Whether the Gulf Stream can be utilized as an energy resource is still very much up in the air. Muglia notes there are a number of hurdles that must be crossed before energy will surge from the waters of the Atlantic Ocean.

“Is it a viable resource in terms of permitting? Is it a viable resource in terms of economics? Engineering?” he asked.

Those questions, especially the topic of engineering, are being addressed by John Bane at the Institute of Marine Sciences. He points out that the studies that are being done are comparable to almost any study looking at a potential energy resource. “The observations that Mike has made shows very clearly that it (the Gulf Stream) fluctuates. It’s very similar to studies of wind energy,” he said.

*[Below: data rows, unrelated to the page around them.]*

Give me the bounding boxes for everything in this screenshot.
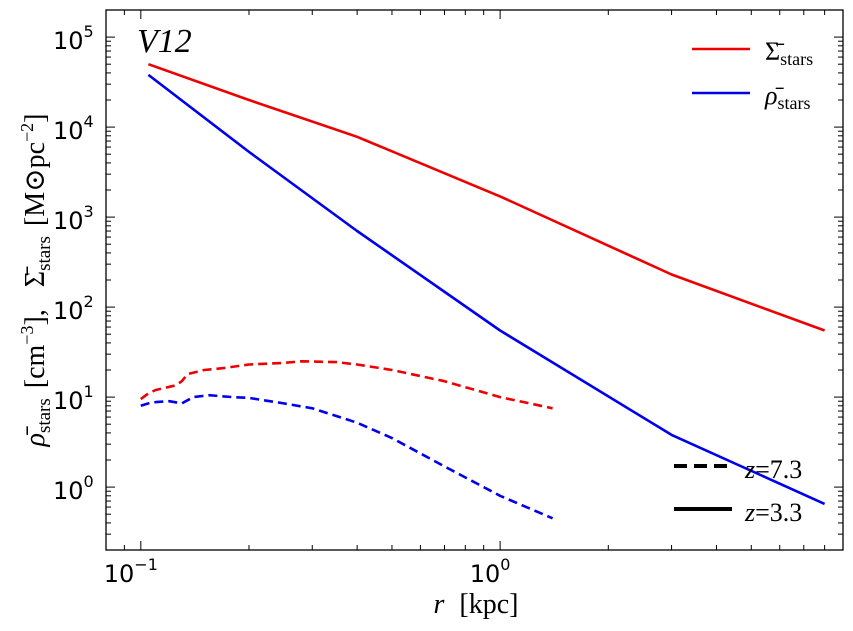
x-axis-label: r [kpc] xyxy=(434,589,519,620)
y-label-sigma-exp: −2 xyxy=(17,123,37,142)
y-label-sigma-unit: [M⊙pc xyxy=(20,142,51,226)
legend-redshift: z=7.3 z=3.3 xyxy=(674,455,802,527)
series-sigma-z73 xyxy=(140,360,553,410)
y-tick-label: 102 xyxy=(53,292,94,325)
y-label-sigma-sub: stars xyxy=(34,236,55,271)
y-label-rho-exp: −3 xyxy=(17,326,37,345)
x-tick-labels: 10−1 100 xyxy=(104,555,511,588)
y-label-sigma-symbol: Σ̄ xyxy=(20,266,51,287)
y-label-rho-close: ], xyxy=(20,309,51,325)
y-axis-label: ρ̄stars[cm−3],Σ̄stars[M⊙pc−2] xyxy=(17,113,55,447)
legend-z73-label: z=7.3 xyxy=(744,455,802,484)
panel-label: V12 xyxy=(137,23,192,60)
y-tick-label: 101 xyxy=(53,382,94,415)
plot-frame xyxy=(105,9,844,551)
axis-ticks xyxy=(105,9,844,551)
series-rho-z73 xyxy=(140,393,554,520)
y-label-rho-sub: stars xyxy=(34,398,55,433)
y-label-rho-unit: [cm xyxy=(20,344,51,388)
y-tick-label: 104 xyxy=(53,112,94,145)
series-sigma-z33 xyxy=(147,62,826,332)
y-tick-labels: 100 101 102 103 104 105 xyxy=(53,22,94,505)
x-tick-label: 10−1 xyxy=(104,555,158,588)
y-tick-label: 103 xyxy=(53,202,94,235)
x-axis-var: r xyxy=(434,589,445,620)
legend-sigma-label: Σ̄stars xyxy=(765,37,813,69)
y-tick-label: 100 xyxy=(53,472,94,505)
series-rho-z33 xyxy=(147,73,826,506)
legend-z33-label: z=3.3 xyxy=(744,498,802,527)
y-tick-label: 105 xyxy=(53,22,94,55)
series-layer xyxy=(140,62,826,520)
x-tick-label: 100 xyxy=(470,555,511,588)
y-label-sigma-close: ] xyxy=(20,113,51,122)
x-axis-unit: [kpc] xyxy=(459,589,518,620)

Expanding on that, Bane talked about other energy resources. “If you were out in West Texas and wanted to drill for oil, you would examine and explore where oil might most likely be. This is a resource assessment. That’s what we’re doing.”

The assessments are ongoing and expanding. Initially the instruments used to measure what was happening with the currents were coastal radars, ongoing measurements taken from instrument in the sea and onsite observations. Instrumentation is being increased to look at a broader cross section of the Gulf Stream, giving the scientists a better picture of the energy closer to shore where it may be more accessible and farther out to sea where there may be more potential energy but the cost of engineering would become higher.

The first biological assessments are also being done. The role of the bottom arrays that are used to assess current and flow is being expanded.

“These now have hydrophones on them. We’re passively listening and seeing what kind of critters we have out there,” Muglia said. “We’ve certainly observed clicks and marine animals. Some of them seem pretty curious. We have one where it sounds like he comes right up to the instrument.”

A place of verdant sea life, the Gulf Stream has been a remarkable asset for the Outer Banks for as long as the islands have been populated. Whether it will be a part of the energy assets of North Carolina is still an unanswered question.

“We really are just trying to understand what the resource is and whether it’s a viable resource,” Muglia said.